17. Namazda şeytana lanet okumak, ondan Allah'a sığınmak ve az miktarda amel mübahtır. Çünkü Ebu'd-Derdâ Radıyallahu anh'dan şöyle dediği rivâyet edilmiştir: Rasûlullah Sallallahu aleyhi vesellem namaza durdu. Onun, "senden Allah'a sığınırım" dediğini duyduk, sonra şöyle buyurdu: "Seni Allah'ın lanetiyle lanetliyorum." Bu sözlerini üç defa tekrarladı. Bir şey alacakmış gibi elini uzattı. Namazı bitirince: Ey Allah'ın Rasûlü senin namazda bundan önce söylediğini duymadığımız bir şey söylediğini duyduk. Ayrıca elini ileri doğru uzattığını da gördük. Peygamber Sallallahu aleyhi vesellem şöyle buyurdu: "Allah'ın düşmanı İblis ateşten bir alevli parça getirip onu yüzüme atmak istedi. Ben üç defa: senden Allah'a sığınırım dedim. Sonra: Seni Allah'ın eksiksiz lanetiyle lanetliyorum dedim. Fakat geri çekilmedi. Bunu üç defa söyledim, sonra da onu yakalamak istedim. Allah'a yemin ederim eğer kardeşimiz Süleyman'ın duası olmamış olsaydı, sabahı zincire vurulmuş olarak edecekti, Medine çocukları onunla oynayacaktı."346


NAMAZ VAKİTLERİ
Şanı yüce Allah namazı Kur'ân-ı Kerim'de kullarına farz kılmıştır. Yüce Allah: "Çünkü namaz mü'minler üzerine vakitleri belli bir farzdır." (en-Nisa, 4/3) diye buyurmaktadır. Onun güvenilir peygamberi, güvenilir melek Cebrail (salât ve selam ona)'den öğrenerek namazın nasıl kılınacağını bize açıklamış, Muhammed Mustafa Sallallahu aleyhi vesellem de bize kendisine uymayı emretmiştir. Mâlik b. el-Huveyris'in rivâyet ettiği hadiste şöyle buyurmaktadır: "Ve benim nasıl namaz kıldığımı gördüyseniz, siz de öylece namaz kılınız."347

Kullara farz kılınan namazlar gece ve gündüzde beş vakittir. Ebu Muhayrîz'den rivâyete göre Muhdecî diye çağrılan Kinane oğullarından bir adam Şam'da Ebu Muhammed diye anılan bir adamı: Vitir vacibtir (farzdır) dediğini dinlemiş. Muhdecî dedi ki: Ben de Ubade b. es-Sâmit'e gidip ona durumu haber verdim, Ubade şöyle dedi: Ebu Muhammed hata etmiştir. Ben Rasûlullah Sallallahu aleyhi vesellem'i şöyle buyururken dinledim: "Beş vakit namazı Allah kulları üzerine farz yazmıştır. Kim bunları onların haklarını hafife al(mayıp), onlardan herhangi bir şeyi zayi etmeksizin (eksiksiz) yerine getirerek gelirse, onun Allah yanında kendisini cennete girdireceğine dair bir ahdi olur. Kim de bunları yerine getirmeyecek olursa, onun Allah yanında herhangi bir ahdi olmaz. Dilerse onu azablandırır, dilerse ona mağfiret buyurur."348

Namazın vakitleri beş tanedir. Kur'ân-ı Kerim bunlara toplu bir şekilde işaret etmiş, sünnet de bunlarla ilgili gerekli tafsilâtı vermiştir. Yüce Allah şöyle buyurmaktadır: "Güneşin (batıya doğru) kaymasından, gecenin karanlığına kadar namazı dosdoğru kıl. Sabah namazını da. Çünkü sabah namazı tanık olunan (bir namaz)dır." (el-İsrâ, 17/78)
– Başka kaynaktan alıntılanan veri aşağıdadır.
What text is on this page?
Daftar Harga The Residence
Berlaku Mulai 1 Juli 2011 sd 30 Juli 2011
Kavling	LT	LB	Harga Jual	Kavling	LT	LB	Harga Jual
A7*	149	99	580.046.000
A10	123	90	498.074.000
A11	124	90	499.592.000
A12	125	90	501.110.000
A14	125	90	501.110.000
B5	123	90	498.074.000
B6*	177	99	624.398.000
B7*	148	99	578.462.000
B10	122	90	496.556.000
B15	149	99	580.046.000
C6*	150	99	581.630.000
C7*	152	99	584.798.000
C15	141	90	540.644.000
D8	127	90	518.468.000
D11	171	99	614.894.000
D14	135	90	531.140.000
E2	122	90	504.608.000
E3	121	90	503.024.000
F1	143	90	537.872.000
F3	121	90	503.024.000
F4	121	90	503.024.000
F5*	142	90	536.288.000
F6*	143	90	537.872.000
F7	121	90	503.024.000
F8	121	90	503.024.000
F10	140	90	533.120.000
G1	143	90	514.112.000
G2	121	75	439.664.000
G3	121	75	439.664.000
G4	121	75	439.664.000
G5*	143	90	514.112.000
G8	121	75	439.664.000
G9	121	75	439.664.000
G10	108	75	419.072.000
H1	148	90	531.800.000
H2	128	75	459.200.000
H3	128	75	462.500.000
"Güneşin kayması" zevâli demektir. "Gecenin karanlığına kadar" gecenin yarısına kadar demektir. Çünkü karanlığın tamamı gece yarısında ortaya çıkar. İşte gündüzün ortasından gecenin yarısına kadar olan bu vakitte bir namaz için vakit olmayan bir an dahi yoktur. Buna dair geniş açıklamaları da sünnet yapmıştır.

Öğle namazının vakti zevalden itibaren herşeyin gölgesi kendisi kadar olana kadar devam eder.
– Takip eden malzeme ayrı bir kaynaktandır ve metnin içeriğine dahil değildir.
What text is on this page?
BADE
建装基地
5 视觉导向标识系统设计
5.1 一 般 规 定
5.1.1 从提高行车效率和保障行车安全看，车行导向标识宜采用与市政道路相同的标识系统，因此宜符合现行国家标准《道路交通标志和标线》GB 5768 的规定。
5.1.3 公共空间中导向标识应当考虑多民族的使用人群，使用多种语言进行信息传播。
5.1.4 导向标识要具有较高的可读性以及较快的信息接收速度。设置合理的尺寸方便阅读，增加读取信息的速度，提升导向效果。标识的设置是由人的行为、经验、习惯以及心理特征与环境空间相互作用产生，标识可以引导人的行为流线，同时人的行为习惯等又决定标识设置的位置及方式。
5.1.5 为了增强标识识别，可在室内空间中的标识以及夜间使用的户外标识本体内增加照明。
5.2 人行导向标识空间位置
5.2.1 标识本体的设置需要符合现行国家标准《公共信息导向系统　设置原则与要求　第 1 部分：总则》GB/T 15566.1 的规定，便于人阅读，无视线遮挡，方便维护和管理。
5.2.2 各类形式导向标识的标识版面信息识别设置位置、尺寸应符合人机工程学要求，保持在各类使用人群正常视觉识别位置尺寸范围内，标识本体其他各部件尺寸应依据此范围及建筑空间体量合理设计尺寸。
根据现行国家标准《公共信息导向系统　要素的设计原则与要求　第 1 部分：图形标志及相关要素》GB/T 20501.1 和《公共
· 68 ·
İkindi namazı bu vakitten başlar, normal hallerde güneşin sararması vaktine kadar, zorunlu hallerde ise batışına kadar devam eder.

Akşam namazının vakti güneşin batışından şafağın (batıdaki kırmızılığın) kayboluşuna kadar devam eder. Şafak denilen şey, güneşin batışı akabinde görülen kırmızılıktır.

Yatsı vakti ise şafağın kayboluşundan başlar, gece yarısına kadar devam eder.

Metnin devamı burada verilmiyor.